Blended learning
Blended learning combines face-to-face teaching with distance education, frequently electronic, either computer-based or web-based. It has been a major growth point in the ELT (English Language Teaching) industry over the last ten years.
Some people, though, use the phrase 'Blended Learning' to refer to learning taking place while the focus is on other activities. For example, playing a card game that requires calling for cards may allow blended learning of numbers (1 to 10).
Skills teaching
When talking about language skills, the four basic ones are: listening, speaking, reading and writing. However, other, more socially-based skills have been identified more recently such as summarizing, describing, narrating etc. In addition, more general learning skills such as study skills and knowing how one learns have been applied to language classrooms.
In the 1970s and 1980s, the four basic skills were generally taught in isolation in a very rigid order, such as listening before speaking. However, since then, it has been recognized that we generally use more than one skill at a time, leading to more integrated exercises. Speaking is a skill that often is underrepresented in the traditional classroom. This could be due to the fact that it is considered a less-academic skill than writing, is transient and improvised (thus harder to assess and teach through rote imitation).

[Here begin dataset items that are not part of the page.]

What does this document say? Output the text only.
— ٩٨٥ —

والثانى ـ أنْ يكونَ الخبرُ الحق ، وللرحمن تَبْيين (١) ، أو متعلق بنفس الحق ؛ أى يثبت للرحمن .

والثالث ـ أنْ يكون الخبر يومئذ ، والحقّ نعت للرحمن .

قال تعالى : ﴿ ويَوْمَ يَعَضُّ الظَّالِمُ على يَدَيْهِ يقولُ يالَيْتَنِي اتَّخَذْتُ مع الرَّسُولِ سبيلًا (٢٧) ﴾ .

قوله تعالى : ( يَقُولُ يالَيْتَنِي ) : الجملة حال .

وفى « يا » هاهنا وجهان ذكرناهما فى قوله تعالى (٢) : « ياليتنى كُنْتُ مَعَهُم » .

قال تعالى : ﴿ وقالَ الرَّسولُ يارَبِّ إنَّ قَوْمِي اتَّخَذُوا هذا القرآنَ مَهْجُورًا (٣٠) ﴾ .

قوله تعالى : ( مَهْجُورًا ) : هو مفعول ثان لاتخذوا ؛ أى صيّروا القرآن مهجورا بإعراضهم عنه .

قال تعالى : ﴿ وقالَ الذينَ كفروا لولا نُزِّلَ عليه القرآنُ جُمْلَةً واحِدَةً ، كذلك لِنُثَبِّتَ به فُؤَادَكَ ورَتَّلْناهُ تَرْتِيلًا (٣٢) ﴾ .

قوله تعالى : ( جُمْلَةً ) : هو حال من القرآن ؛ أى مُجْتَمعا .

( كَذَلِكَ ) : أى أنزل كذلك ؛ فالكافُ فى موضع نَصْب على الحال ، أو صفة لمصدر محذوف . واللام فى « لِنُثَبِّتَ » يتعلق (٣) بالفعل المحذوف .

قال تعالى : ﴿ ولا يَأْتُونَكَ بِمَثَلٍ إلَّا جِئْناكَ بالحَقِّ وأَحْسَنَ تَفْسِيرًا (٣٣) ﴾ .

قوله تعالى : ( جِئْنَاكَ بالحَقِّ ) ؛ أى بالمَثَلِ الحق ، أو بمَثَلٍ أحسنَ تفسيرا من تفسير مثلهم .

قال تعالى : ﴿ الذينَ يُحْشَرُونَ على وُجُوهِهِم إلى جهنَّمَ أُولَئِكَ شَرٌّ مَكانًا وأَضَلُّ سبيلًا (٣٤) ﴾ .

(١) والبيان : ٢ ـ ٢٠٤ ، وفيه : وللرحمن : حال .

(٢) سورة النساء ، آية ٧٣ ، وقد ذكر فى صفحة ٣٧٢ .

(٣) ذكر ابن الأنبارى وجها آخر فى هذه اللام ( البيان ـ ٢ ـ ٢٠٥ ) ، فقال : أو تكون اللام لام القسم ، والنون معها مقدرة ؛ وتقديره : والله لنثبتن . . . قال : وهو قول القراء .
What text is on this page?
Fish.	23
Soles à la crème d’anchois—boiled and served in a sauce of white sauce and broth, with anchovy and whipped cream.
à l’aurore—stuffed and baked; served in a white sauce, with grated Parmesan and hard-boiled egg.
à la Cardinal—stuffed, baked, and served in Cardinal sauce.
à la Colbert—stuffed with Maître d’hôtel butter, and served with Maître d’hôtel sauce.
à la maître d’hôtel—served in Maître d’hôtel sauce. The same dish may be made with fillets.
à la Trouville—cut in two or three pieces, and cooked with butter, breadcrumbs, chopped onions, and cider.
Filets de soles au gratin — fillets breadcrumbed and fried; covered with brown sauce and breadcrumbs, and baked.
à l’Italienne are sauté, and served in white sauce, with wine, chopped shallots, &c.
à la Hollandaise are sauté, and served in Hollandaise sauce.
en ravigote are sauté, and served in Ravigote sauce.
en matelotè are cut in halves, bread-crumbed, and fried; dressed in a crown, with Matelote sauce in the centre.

More recent textbooks stress the importance of students working with other students in pairs and groups, sometimes the entire class. Pair and group work give opportunities for more students to participate more actively. However, supervision of pairs and groups is important to make sure everyone participates as equally as possible. Such activities also provide opportunities for peer teaching, where weaker learners can find support from stronger classmates.
Sandwich technique
In foreign language teaching, the sandwich technique is the oral insertion of an idiomatic translation in the mother tongue between an unknown phrase in the learned language and its repetition, in order to convey meaning as rapidly and completely as possible. The mother tongue equivalent can be given almost as an aside, with a slight break in the flow of speech to mark it as an intruder.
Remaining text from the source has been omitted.